Sampler: Jenny’s Choice by Sue Joslin

A rare but disturbing book told with insight and sensitivity about one woman’s fight to finish her life on her own terms.

When the line between pain relief and euthanasia becomes blurred, who should choose?
In a fight against the system, Jenny becomes trapped in a desperate struggle against disease, prejudice and the madness of others.

Sue Joslin

Sampler: Jenny’s Choice

It took Mary half an hour to reach the gravelled path leading up to the cottage and another twenty minutes for her to find a spot in the undergrowth on a raised piece of ground above the cottege where she could watch unobserved.

There was a low stone wall in front of the cottage, neatly bordering a pretty and obviously well tended front garden. A man was sitting in the garden, leaning back against the building beside one of the windows. He was wearing a white beanie hat and a pair of sunglasses and he reached down from time to time to help himself to a drink from a brown bottle by his side. Mary was too far away to make out his features, but from his build he could well be the man she was looking for. But of the woman, there was no sign. If only she would come out into the garden, then Mary could be sure.

She waited until it was getting dark and the man went back into the cottage, but still there was no sign that there was a woman present. Trying to stay hidden from view as much as possible, Mary inched her way as close to the cottage as she dared. At last she risked a quick dash across the open field, to the side of the cottage. She lay there for a few moments, waiting for the hammering of her heart to subside so that she could hear, then she crawled round to the front of the building, trusting to luck and divine intervention that Mr T. Abbot would not take it into his head to take an early evening stroll.

A woman’s voice drifted out of the open window.

“Darling, could you please pass me that magazine? I really don’t feel able to get up at the moment.”

It was all the confirmation that Mary needed that there was an invalid hidden within the depths of the cottage.
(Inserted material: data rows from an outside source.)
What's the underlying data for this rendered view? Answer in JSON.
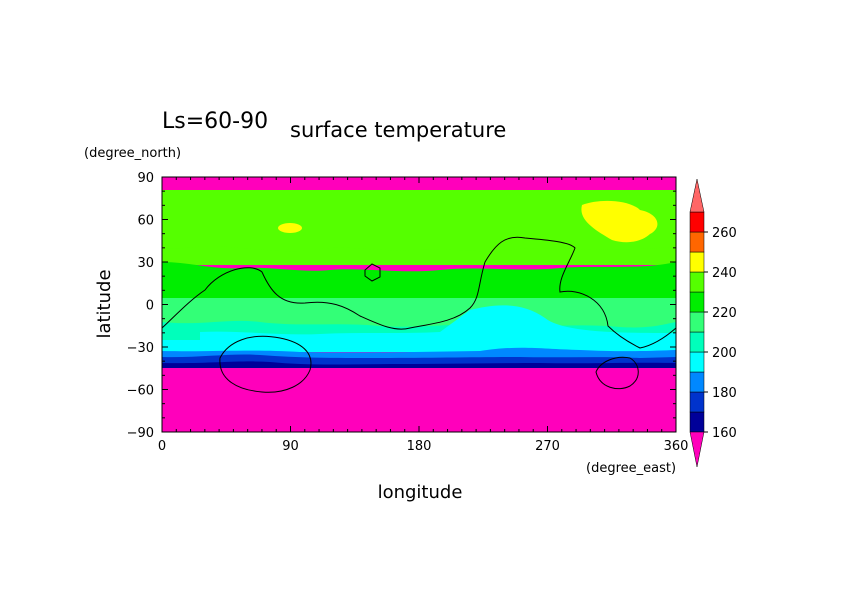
{
  "chart_data": {
    "type": "heatmap",
    "title_left": "Ls=60-90",
    "title": "surface temperature",
    "xlabel": "longitude",
    "ylabel": "latitude",
    "x_units": "(degree_east)",
    "y_units": "(degree_north)",
    "xlim": [
      0,
      360
    ],
    "ylim": [
      -90,
      90
    ],
    "x_ticks": [
      0,
      90,
      180,
      270,
      360
    ],
    "y_ticks": [
      90,
      60,
      30,
      0,
      -30,
      -60,
      -90
    ],
    "colorbar": {
      "levels": [
        160,
        170,
        180,
        190,
        200,
        210,
        220,
        230,
        240,
        250,
        260,
        270
      ],
      "tick_labels": [
        160,
        180,
        200,
        220,
        240,
        260
      ],
      "colors": [
        "#000099",
        "#0033cc",
        "#0088ff",
        "#00ffff",
        "#00ffbb",
        "#33ff77",
        "#00ee00",
        "#55ff00",
        "#ffff00",
        "#ff6600",
        "#ff0000",
        "#ff6666"
      ],
      "under_color": "#ff00bb",
      "over_color": "#ff6666"
    },
    "grid": false,
    "bands_by_latitude": [
      {
        "lat_range": [
          80,
          87
        ],
        "value_range": "<160"
      },
      {
        "lat_range": [
          35,
          78
        ],
        "value_range": "220-230"
      },
      {
        "lat_range": [
          15,
          35
        ],
        "value_range": "210-220"
      },
      {
        "lat_range": [
          -20,
          15
        ],
        "value_range": "190-210"
      },
      {
        "lat_range": [
          -33,
          -20
        ],
        "value_range": "180-190"
      },
      {
        "lat_range": [
          -38,
          -33
        ],
        "value_range": "170-180"
      },
      {
        "lat_range": [
          -43,
          -38
        ],
        "value_range": "160-170"
      },
      {
        "lat_range": [
          -87,
          -43
        ],
        "value_range": "<160"
      }
    ],
    "features": [
      {
        "region": "north-polar-warm-patch",
        "lon_range": [
          295,
          345
        ],
        "lat_range": [
          50,
          72
        ],
        "value_range": "230-240"
      },
      {
        "region": "small-warm-patch",
        "lon_range": [
          82,
          98
        ],
        "lat_range": [
          52,
          58
        ],
        "value_range": "230-240"
      },
      {
        "region": "equatorial-cool-region",
        "lon_range": [
          180,
          265
        ],
        "lat_range": [
          -30,
          -2
        ],
        "value_range": "180-190"
      }
    ]
  }
}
Carefully retracing her steps, she made her way back to the village and the little petrol station, perched on its outskirts.

“Could I trouble you for a can of petrol? My car has run out and I’ve had to leave it down the road,” Mary told the old man behind the counter.
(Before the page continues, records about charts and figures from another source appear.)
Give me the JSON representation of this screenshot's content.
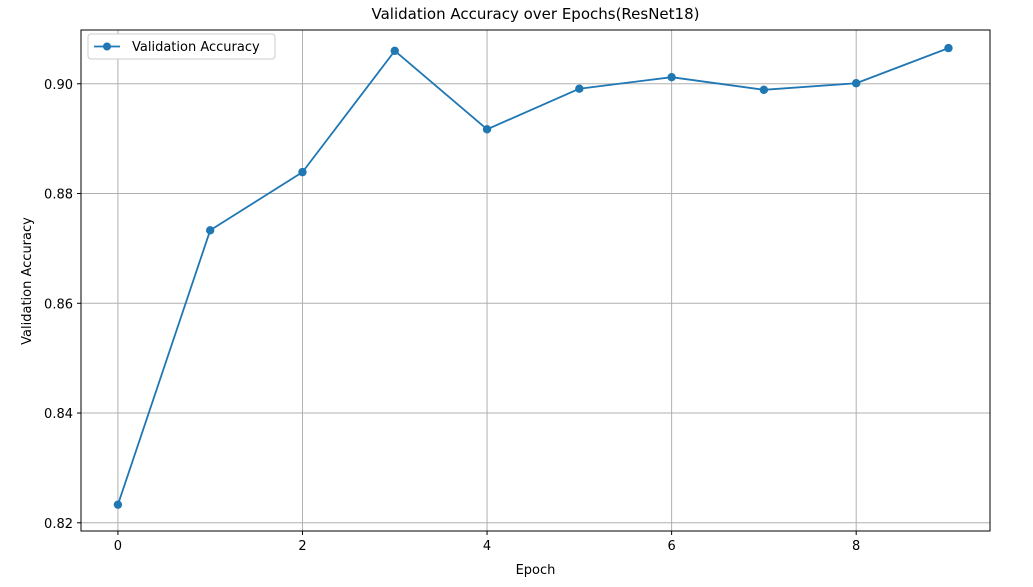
{
  "chart_data": {
    "type": "line",
    "title": "Validation Accuracy over Epochs(ResNet18)",
    "xlabel": "Epoch",
    "ylabel": "Validation Accuracy",
    "xlim": [
      -0.4,
      9.45
    ],
    "ylim": [
      0.8185,
      0.9098
    ],
    "x_ticks": [
      0,
      2,
      4,
      6,
      8
    ],
    "x_tick_labels": [
      "0",
      "2",
      "4",
      "6",
      "8"
    ],
    "y_ticks": [
      0.82,
      0.84,
      0.86,
      0.88,
      0.9
    ],
    "y_tick_labels": [
      "0.82",
      "0.84",
      "0.86",
      "0.88",
      "0.90"
    ],
    "grid": true,
    "legend_position": "upper-left",
    "series": [
      {
        "name": "Validation Accuracy",
        "color": "#1f77b4",
        "marker": "circle",
        "x": [
          0,
          1,
          2,
          3,
          4,
          5,
          6,
          7,
          8,
          9
        ],
        "y": [
          0.8233,
          0.8733,
          0.8839,
          0.906,
          0.8917,
          0.8991,
          0.9012,
          0.8989,
          0.9001,
          0.9065
        ]
      }
    ]
  }
}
“Certainly, young lady. Will you be wanting a lift to your car as well?” he gave her a warm smile.

Mary was flustered by this and blushed bright scarlet. It was years since anyone had referred to her as a young lady.
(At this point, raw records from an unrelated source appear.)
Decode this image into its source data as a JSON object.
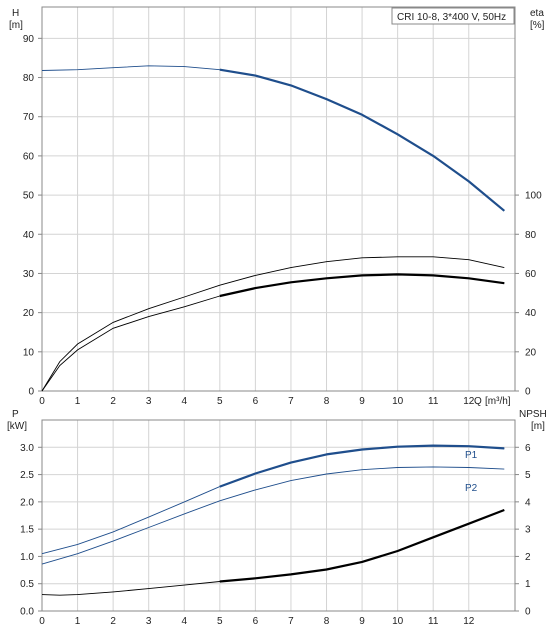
{
  "chart_data": [
    {
      "type": "line",
      "legend_text": "CRI 10-8, 3*400 V, 50Hz",
      "x_axis": {
        "label": "Q",
        "unit": "[m³/h]",
        "ticks": [
          "0",
          "1",
          "2",
          "3",
          "4",
          "5",
          "6",
          "7",
          "8",
          "9",
          "10",
          "11",
          "12"
        ],
        "range": [
          0,
          13.3
        ]
      },
      "y_left": {
        "label": "H",
        "unit": "[m]",
        "ticks": [
          "0",
          "10",
          "20",
          "30",
          "40",
          "50",
          "60",
          "70",
          "80",
          "90"
        ],
        "range": [
          0,
          98
        ]
      },
      "y_right": {
        "label": "eta",
        "unit": "[%]",
        "ticks": [
          "0",
          "20",
          "40",
          "60",
          "80",
          "100"
        ],
        "range": [
          0,
          196
        ]
      },
      "grid": true,
      "series": [
        {
          "axis": "left",
          "color": "#1f4e8c",
          "bold_from": 5,
          "x": [
            0,
            1,
            2,
            3,
            4,
            5,
            6,
            7,
            8,
            9,
            10,
            11,
            12,
            13
          ],
          "y": [
            81.8,
            82.0,
            82.5,
            83.0,
            82.8,
            82.0,
            80.5,
            78.0,
            74.5,
            70.5,
            65.5,
            60.0,
            53.5,
            46.0
          ]
        },
        {
          "axis": "right",
          "color": "#000000",
          "bold_from": 13.5,
          "x": [
            0,
            0.5,
            1,
            2,
            3,
            4,
            5,
            6,
            7,
            8,
            9,
            10,
            11,
            12,
            13
          ],
          "y": [
            0,
            15,
            24,
            35,
            42,
            48,
            54,
            59,
            63,
            66,
            68,
            68.5,
            68.5,
            67,
            63
          ]
        },
        {
          "axis": "right",
          "color": "#000000",
          "bold_from": 5,
          "x": [
            0,
            0.5,
            1,
            2,
            3,
            4,
            5,
            6,
            7,
            8,
            9,
            10,
            11,
            12,
            13
          ],
          "y": [
            0,
            13,
            21,
            32,
            38,
            43,
            48.5,
            52.5,
            55.5,
            57.5,
            59,
            59.5,
            59,
            57.5,
            55
          ]
        }
      ]
    },
    {
      "type": "line",
      "x_axis": {
        "ticks": [
          "0",
          "1",
          "2",
          "3",
          "4",
          "5",
          "6",
          "7",
          "8",
          "9",
          "10",
          "11",
          "12"
        ],
        "range": [
          0,
          13.3
        ]
      },
      "y_left": {
        "label": "P",
        "unit": "[kW]",
        "ticks": [
          "0.0",
          "0.5",
          "1.0",
          "1.5",
          "2.0",
          "2.5",
          "3.0"
        ],
        "range": [
          0,
          3.5
        ]
      },
      "y_right": {
        "label": "NPSH",
        "unit": "[m]",
        "ticks": [
          "0",
          "1",
          "2",
          "3",
          "4",
          "5",
          "6"
        ],
        "range": [
          0,
          7
        ]
      },
      "grid": true,
      "series": [
        {
          "name": "P1",
          "axis": "left",
          "color": "#1f4e8c",
          "bold_from": 5,
          "x": [
            0,
            1,
            2,
            3,
            4,
            5,
            6,
            7,
            8,
            9,
            10,
            11,
            12,
            13
          ],
          "y": [
            1.05,
            1.22,
            1.45,
            1.72,
            2.0,
            2.28,
            2.52,
            2.72,
            2.87,
            2.96,
            3.01,
            3.03,
            3.02,
            2.98
          ]
        },
        {
          "name": "P2",
          "axis": "left",
          "color": "#1f4e8c",
          "bold_from": 13.5,
          "x": [
            0,
            1,
            2,
            3,
            4,
            5,
            6,
            7,
            8,
            9,
            10,
            11,
            12,
            13
          ],
          "y": [
            0.86,
            1.05,
            1.28,
            1.53,
            1.78,
            2.02,
            2.22,
            2.39,
            2.51,
            2.59,
            2.63,
            2.64,
            2.63,
            2.6
          ]
        },
        {
          "axis": "right",
          "color": "#000000",
          "bold_from": 5,
          "x": [
            0,
            0.5,
            1,
            2,
            3,
            4,
            5,
            6,
            7,
            8,
            9,
            10,
            11,
            12,
            13
          ],
          "y": [
            0.6,
            0.58,
            0.6,
            0.7,
            0.82,
            0.95,
            1.08,
            1.2,
            1.34,
            1.52,
            1.8,
            2.2,
            2.7,
            3.2,
            3.7
          ]
        }
      ]
    }
  ]
}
“Err… No thank you,” she stammered, “My car is only just round the corner, it was silly of me but I really thought that I could manage the last few yards.”

“Oh, no problem, I’ll carry it round for you myself, it’ll only take me a wee minute.”

“No, really, I can manage!” Mary panicked.

The man looked a bit put out at this abrupt refusal of his kindly meant offer.

“Oh well, if you’re sure,” he shrugged.

Mary assured him that she was and a few minutes later he stood watching as she hauled the heavy can out of the garage and away into the night.

“There’s no helping some folks,” he muttered to himself and turned away to attend to a new customer.

Mary walked slowly with the full can, changing it from one hand to the other every couple of hundred yards or so, and it was dark before she got back to the cottage.

Lights were blazing brightly from the windows and a smoking chimney bore testament to the log fire, which burned merrily in the hearth.

Mary regained her original vantage point and settled down to wait, but it was well past eleven before the last light went out and darkness closed in for the night. Still Mary waited. An hour later she crept up to the cottage, and taking the lid from the petrol can, began to splash petrol on the windows and doors, neatly sealing each exit, before emptying the remaining contents through the letter box and discarding the can.